Despite intervention from the Department of Justice (or perhaps because of), the debate over the handling of sexual assault cases in Missoula County, Montana is still highly contentious. The Missoula County Attorney's office, led by Fred Van Valkenburg, said last week that they'd fight demands that the office make changes to the way they deal with rape cases, arguing that the office was doing just fine on their own, thankyouverymuch.
Though the local Missoula police have cooperated with the DOJ investigation, the Missoula County Attorney's office has pushed back against the higher-up Montana U.S. Attorney's office. In December, the DOJ asked that the county attorney's office put more resources into prosecuting cases of sexual assault. But in a letter sent last week, Van Valkenburg explained that he took issue with the proposal because it "essentially demands that the Missoula County Attorney's Office (MCAO) change how it handles the prosecution of sexual assault offenses and inappropriately interferes with the operation of the office." Van Valkenburg argued that MCAO has "actively assisted victims for years," that the financial burden would be an unnecessary use of taxpayer dollars, that there was no evidence his office violated civil rights or that the DOJ has legal authority to even ask MCAO to make these changes.

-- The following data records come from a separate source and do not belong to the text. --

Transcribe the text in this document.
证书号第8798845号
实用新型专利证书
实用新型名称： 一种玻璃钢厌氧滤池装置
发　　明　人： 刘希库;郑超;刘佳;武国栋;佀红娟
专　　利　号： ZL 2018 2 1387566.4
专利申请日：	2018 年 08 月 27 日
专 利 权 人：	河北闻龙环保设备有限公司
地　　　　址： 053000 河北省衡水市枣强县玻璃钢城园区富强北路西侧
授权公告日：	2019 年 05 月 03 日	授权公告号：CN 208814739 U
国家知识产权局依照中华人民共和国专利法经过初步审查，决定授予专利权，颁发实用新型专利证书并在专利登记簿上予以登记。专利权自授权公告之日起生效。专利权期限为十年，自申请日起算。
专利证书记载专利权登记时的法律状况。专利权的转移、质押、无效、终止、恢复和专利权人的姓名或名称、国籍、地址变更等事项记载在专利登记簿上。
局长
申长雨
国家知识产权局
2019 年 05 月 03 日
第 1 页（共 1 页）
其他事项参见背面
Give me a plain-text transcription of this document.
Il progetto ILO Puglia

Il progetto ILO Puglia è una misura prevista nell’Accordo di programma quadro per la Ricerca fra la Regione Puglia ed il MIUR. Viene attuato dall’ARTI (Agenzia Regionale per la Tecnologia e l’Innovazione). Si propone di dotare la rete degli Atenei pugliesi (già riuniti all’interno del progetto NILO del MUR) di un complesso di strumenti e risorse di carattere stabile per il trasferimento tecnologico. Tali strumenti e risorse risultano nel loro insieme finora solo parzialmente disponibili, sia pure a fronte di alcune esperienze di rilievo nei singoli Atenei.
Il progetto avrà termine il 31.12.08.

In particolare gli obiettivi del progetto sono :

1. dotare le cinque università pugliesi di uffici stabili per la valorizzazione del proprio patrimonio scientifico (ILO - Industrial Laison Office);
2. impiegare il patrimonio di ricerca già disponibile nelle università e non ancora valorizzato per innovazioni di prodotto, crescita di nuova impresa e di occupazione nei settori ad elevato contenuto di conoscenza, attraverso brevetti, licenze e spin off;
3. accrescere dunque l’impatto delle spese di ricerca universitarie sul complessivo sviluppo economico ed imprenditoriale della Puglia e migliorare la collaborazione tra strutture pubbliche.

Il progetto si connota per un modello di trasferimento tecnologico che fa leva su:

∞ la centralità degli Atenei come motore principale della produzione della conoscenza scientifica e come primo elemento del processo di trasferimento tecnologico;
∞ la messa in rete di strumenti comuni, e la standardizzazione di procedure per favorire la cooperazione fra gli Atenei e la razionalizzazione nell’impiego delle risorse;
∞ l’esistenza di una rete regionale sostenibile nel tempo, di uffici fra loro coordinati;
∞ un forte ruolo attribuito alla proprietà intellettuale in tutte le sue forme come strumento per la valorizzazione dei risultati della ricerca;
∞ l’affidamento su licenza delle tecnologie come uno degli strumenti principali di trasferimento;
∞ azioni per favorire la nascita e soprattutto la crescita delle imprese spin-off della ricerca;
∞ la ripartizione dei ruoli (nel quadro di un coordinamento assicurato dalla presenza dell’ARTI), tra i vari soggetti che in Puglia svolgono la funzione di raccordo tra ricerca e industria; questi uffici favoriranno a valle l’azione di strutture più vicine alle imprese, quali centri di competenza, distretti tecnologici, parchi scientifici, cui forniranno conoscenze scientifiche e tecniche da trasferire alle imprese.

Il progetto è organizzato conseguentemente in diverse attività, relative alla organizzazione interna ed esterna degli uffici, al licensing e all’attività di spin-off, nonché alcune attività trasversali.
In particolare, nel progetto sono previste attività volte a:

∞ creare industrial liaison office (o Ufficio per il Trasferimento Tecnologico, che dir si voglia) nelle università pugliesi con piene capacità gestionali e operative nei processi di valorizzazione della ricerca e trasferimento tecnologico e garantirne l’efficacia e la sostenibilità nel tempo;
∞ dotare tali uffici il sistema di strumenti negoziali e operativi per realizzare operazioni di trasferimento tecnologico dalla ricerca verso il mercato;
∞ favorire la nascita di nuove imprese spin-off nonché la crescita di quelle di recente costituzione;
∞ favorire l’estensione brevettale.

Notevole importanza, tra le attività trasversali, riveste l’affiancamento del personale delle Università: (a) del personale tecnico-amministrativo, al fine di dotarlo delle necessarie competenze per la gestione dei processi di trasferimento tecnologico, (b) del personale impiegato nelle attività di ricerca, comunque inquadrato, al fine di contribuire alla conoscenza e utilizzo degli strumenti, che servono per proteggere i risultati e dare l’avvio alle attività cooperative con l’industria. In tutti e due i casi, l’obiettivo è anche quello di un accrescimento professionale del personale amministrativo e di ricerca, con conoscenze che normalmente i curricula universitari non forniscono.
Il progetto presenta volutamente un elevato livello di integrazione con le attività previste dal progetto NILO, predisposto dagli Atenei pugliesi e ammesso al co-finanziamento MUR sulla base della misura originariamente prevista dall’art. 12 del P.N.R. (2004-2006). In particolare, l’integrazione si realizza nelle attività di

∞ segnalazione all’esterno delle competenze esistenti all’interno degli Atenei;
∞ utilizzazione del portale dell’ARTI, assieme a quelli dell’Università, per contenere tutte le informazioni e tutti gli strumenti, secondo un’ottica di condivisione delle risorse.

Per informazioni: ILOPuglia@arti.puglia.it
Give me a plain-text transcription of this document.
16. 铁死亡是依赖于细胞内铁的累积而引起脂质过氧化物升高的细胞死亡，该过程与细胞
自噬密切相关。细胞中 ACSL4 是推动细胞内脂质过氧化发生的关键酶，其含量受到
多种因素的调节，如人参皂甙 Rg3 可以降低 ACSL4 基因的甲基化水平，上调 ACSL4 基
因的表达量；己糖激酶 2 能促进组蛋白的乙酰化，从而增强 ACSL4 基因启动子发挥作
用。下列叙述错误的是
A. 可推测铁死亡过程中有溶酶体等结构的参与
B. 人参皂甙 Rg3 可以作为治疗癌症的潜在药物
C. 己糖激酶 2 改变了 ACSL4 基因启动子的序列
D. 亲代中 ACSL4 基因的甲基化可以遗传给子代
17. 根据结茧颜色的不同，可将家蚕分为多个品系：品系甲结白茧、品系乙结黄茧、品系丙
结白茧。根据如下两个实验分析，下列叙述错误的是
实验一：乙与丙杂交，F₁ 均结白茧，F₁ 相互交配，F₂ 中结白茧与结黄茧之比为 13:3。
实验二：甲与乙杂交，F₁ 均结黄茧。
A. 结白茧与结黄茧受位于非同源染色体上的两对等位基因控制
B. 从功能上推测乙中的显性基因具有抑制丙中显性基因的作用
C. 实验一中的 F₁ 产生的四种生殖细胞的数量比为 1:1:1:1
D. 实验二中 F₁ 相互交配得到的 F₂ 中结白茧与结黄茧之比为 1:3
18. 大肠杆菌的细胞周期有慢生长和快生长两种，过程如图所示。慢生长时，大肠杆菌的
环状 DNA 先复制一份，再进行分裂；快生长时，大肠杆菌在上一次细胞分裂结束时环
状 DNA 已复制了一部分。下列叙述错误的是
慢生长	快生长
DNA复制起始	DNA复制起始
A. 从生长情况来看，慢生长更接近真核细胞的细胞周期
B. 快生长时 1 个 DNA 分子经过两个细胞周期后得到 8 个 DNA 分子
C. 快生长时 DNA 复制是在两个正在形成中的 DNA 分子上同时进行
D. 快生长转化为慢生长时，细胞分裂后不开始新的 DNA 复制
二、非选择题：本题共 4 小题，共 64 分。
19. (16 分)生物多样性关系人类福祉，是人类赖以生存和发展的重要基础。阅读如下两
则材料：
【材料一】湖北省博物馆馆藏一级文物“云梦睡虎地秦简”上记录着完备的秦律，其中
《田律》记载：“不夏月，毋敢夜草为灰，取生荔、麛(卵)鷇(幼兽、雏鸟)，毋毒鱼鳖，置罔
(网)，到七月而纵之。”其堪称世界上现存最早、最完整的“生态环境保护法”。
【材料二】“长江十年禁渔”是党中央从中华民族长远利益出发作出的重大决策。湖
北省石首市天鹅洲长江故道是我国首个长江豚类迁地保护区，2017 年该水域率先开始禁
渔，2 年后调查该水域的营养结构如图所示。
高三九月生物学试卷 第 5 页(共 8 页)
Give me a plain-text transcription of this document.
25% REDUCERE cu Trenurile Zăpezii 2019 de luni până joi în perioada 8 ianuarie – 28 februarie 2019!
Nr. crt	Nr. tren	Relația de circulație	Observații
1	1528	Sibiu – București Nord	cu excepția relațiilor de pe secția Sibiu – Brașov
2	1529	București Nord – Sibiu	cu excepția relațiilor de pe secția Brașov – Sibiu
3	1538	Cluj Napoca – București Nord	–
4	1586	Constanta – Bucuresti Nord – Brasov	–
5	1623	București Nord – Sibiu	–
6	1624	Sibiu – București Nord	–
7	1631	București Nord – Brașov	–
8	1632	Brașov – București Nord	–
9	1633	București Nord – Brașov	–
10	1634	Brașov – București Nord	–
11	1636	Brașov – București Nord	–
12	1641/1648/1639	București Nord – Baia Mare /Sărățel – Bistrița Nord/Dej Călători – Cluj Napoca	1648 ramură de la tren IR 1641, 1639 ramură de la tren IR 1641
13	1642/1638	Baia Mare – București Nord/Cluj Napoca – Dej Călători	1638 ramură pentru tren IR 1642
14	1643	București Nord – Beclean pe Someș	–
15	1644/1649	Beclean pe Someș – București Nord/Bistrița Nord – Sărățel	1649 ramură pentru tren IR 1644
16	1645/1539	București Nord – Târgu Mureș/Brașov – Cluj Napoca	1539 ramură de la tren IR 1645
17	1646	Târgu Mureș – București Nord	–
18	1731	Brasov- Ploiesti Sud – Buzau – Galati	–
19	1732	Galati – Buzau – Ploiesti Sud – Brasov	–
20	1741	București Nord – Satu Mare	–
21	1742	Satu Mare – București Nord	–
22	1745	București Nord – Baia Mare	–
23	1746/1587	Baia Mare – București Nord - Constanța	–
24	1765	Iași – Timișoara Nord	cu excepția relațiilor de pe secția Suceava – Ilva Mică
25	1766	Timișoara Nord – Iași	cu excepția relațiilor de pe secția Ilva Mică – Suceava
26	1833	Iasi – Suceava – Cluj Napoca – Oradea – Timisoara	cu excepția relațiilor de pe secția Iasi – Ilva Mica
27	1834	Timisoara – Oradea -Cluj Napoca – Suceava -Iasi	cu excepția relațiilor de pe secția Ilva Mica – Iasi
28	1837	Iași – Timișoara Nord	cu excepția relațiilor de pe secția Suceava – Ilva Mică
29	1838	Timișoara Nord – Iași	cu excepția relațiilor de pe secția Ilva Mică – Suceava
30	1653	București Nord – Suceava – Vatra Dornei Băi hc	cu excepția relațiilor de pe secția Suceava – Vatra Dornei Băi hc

"The DOJ is clearly overstepping in the investigation of my office," Van Valkenburg told Mother Jones's Dana Liebelson. "The Missoula Police Department and our office have done a very good job of handling sexual assault allegations regardless of what national and local news accounts may indicate." He did say that he'd work with the Missoula and University of Montana police forces to continue supporting sexual assault victims, as per their settlement agreement from last May, but that if the DOJ continued to push their demands on his office, he'd take them to court. The investigation that led to that settlement was primarily about the Missoula Police Department, but it did find that communication between MPD and MCAO was lacking:
Although MPD has experimented with different means of improving its communication with MCAO, it must take more aggressive steps to ensure that it obtains necessary information about its sexual assault investigations from MCAO. For example, MCAO generally provides no information to MPD about why it has declined to prosecute a sexual assault case - and in our interviews with MPD officials, they acknowledged that detectives are "frustrated" with MCAO's "lack of follow-up and prosecution" in cases of sexual assault. MPD has made efforts to obtain this information from MCAO including by providing a written referral form for MCAO to offer MPD specific reasons for its declinations of prosecution. Based on our review, MCAO attorneys rarely documented their decisions in a meaningful way, and the form stopped appearing in the files we reviewed from 2011 and later. Officers we spoke with expressed their frustration about this lack of feedback. Given this internal concern, and the ineffectiveness of this particular system of communication, MPD leadership should redouble its efforts to persuade MCAO to more effectively communicate with MPD.
According to an attorney who spoke with Mother Jones, Van Valkenburg's assertion that the DOJ can't make MCAO do anything is accurate – unless they can prove that civil rights violations have taken place. But the decision to threaten litigation instead of negotiate is a puzzling one. As Sarah Deer, formerly of the DOJ's Office on Violence Against Women, explained this could be an an indication that the issues in Missoula are part of a "culture of indifference" towards sexual assault that exists in many offices. The same culture of indifference that prompted the Justice Department to start investigating Missoula in the first place.